Karst is a complex hydrogeologic entity whose study requires specific and original models and approaches. The goal of SNO KARST is to bring out scientific questions and advances, specifically in terms of hydrogeochemical flux modeling at karst hydrosystem outlets and the links between global changes and the physico-chemical composition of water at the interface between hydrologic and hydrogeologic compartments. Particular attention is focused on the data-model link so as to understand better the physics and chemistry of the medium and to enhance modeling capacity to reproduce variations of flux and matter. We also point out that carbonate rocks that host karst systems are materials eminently “susceptible” to erosion and weathering and that these processes are themselves highly dependent on by expected modifications of climate, and of the hydrologic and rainfall regime. Because of these factors, karst is even more vulnerable over short time scales, which is a characteristic that is generally less meaningful in deeper non-karst hydrosystems or those that have slower hydric dynamics. The aspect of material transfer and participation in major biogeochemical cycles is also a primary preoccupation of this SNO, especially because karst systems are more vulnerable to modifications of conditions at surface boundaries.
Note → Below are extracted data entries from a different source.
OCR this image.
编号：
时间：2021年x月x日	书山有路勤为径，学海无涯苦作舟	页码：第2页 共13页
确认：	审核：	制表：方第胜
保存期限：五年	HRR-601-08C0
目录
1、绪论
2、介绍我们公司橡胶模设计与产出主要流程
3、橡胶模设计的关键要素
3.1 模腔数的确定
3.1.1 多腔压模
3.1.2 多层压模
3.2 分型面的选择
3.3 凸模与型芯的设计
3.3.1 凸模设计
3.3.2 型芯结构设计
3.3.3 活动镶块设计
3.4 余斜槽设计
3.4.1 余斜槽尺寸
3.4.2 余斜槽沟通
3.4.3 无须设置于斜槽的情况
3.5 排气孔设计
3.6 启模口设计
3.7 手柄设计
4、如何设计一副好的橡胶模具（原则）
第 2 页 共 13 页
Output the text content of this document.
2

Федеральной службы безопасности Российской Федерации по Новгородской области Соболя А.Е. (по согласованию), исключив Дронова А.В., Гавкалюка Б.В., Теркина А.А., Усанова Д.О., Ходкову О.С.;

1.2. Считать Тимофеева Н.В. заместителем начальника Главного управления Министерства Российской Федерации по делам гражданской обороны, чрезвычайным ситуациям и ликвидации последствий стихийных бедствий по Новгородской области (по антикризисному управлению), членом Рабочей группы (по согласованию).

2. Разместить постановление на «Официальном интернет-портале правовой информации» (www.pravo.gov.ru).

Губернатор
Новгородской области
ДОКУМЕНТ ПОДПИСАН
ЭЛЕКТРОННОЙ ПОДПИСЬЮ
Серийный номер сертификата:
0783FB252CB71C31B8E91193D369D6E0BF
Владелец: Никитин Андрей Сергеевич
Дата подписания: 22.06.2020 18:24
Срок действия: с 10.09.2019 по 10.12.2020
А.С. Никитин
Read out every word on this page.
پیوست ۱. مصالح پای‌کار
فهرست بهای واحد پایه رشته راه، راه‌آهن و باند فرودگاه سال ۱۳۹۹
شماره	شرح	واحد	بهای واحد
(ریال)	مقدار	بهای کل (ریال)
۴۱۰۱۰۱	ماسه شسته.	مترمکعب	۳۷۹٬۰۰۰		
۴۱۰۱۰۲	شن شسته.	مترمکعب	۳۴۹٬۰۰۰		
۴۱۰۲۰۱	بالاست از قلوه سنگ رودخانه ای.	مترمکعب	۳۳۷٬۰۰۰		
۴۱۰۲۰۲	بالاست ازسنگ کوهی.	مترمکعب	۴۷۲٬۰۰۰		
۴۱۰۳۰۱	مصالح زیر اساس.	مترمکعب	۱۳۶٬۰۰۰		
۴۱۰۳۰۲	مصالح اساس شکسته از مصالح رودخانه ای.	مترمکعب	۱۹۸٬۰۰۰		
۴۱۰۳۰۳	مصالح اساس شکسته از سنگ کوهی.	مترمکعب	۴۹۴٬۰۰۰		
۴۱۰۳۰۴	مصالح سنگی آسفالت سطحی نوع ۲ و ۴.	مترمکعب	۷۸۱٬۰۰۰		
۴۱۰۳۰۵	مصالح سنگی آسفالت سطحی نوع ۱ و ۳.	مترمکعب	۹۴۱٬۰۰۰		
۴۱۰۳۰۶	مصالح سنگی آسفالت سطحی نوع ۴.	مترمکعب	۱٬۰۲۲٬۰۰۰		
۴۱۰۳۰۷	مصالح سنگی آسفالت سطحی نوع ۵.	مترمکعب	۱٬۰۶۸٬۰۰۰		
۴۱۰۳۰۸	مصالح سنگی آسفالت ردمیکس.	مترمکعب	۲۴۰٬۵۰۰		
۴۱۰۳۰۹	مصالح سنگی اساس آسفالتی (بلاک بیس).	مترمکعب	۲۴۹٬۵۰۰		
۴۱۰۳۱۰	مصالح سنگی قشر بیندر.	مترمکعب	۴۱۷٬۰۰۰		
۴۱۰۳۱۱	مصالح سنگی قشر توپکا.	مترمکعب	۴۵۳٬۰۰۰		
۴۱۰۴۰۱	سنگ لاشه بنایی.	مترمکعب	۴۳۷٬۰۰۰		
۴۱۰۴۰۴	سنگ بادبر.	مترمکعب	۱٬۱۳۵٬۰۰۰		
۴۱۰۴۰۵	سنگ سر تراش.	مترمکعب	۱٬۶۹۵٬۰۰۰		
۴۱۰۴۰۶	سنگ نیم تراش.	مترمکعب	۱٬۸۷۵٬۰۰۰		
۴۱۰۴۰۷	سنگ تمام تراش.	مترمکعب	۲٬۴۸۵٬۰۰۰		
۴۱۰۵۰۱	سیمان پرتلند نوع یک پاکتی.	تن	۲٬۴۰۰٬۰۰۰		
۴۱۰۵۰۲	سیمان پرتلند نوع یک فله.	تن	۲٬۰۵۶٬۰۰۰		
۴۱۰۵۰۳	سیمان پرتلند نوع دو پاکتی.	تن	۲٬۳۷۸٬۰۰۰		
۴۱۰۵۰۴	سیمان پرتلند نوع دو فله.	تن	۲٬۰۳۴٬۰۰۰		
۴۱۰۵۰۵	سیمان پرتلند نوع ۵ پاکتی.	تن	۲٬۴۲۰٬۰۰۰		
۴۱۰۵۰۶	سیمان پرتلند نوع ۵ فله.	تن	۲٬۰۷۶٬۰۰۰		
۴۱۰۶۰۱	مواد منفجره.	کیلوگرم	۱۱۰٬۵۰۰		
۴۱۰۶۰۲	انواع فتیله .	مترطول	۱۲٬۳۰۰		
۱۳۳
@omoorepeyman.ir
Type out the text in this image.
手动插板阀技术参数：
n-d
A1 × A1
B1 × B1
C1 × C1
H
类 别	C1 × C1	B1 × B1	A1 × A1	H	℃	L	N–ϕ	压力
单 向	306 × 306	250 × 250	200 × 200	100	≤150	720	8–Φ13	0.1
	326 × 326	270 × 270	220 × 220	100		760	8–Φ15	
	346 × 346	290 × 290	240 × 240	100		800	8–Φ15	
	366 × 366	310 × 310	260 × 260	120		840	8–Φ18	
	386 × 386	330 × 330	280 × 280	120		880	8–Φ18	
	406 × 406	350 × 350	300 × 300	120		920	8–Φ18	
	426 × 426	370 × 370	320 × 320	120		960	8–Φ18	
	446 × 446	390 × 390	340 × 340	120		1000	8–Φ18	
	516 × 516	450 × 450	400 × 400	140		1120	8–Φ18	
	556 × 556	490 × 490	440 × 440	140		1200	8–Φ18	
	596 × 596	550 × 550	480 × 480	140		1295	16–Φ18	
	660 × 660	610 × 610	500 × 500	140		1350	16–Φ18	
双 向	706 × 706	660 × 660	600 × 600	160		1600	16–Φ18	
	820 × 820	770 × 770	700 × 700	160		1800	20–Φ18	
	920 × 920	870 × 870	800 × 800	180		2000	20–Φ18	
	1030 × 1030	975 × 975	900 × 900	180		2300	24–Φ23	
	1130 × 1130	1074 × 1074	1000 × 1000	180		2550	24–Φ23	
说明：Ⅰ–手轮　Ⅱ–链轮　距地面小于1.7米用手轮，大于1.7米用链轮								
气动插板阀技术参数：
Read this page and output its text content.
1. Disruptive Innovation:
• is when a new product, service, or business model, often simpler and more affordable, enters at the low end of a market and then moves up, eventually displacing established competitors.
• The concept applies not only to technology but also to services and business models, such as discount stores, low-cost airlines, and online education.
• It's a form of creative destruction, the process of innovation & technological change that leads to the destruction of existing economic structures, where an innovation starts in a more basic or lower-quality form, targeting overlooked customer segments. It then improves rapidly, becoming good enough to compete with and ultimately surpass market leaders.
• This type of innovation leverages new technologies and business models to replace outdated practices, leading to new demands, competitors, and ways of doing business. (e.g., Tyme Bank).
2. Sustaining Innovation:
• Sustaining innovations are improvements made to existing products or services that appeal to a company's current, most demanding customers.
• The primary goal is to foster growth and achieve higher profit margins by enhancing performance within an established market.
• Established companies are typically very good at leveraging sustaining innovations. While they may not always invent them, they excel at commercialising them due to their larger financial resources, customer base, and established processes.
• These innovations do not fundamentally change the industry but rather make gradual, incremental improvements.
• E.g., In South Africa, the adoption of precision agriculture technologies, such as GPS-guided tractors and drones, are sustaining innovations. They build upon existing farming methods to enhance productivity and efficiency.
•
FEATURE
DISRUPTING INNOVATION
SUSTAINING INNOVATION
SNO KARST is a suitable place to merge the powers of observation and current research on karst aquifers to compare, organize, and standardize approaches (tools, methods, concepts). Here team members work to develop tools to characterize and model water resource evolution (qualitative, quantitative) in response to forcing of short, medium, and long wavelength, within different physiographic, geologic, and climatic contexts. We hope to move toward a “synthetic” approach at the scale of large karst typologies, from characterizing their structure and operation to hydrodynamic and hydrogeochemical modeling of transfers. To accomplish this, it is necessary to perpetuate the temporal surveillance of various natural laboratories.
For example, one goal is to identify the intrinsic variability of water resources in these hydrosystems while trying to separate the impact of climate variability from the impact of global change, on the scale of a karst basin. To accomplish this, it is necessary to characterize the specific non-linearity of karst in its hydrodynamic and hydrochemical response to external stress and to characterize the role of various compartments in this non-linearity. The existence of long records maintained by the observatories specific to one or another of the karst compartments and the expertise of each team participating in this SNO make it possible to address this issue.
Another issue/challenge for SNO KARST is to propose a systematic and generic approach to karst. In many ways, this generic mission can be compared to what is being built at the meso-scale for the 3D surface-underground integration of fluid dynamics and material fluxes in drainage basins. In the specific case of karst, flows in the unsaturated zone (ZNS) and the saturated zone (ZS) cannot be grasped by simple physics/physics alone because we lack knowledge of the geometry of flows and their channelization [or: flow geometry and channelization]. Thus, it seems necessary that at least for flows, this part of the ZNS-ZS of the system must be understood in a homogenized, even systemic, form.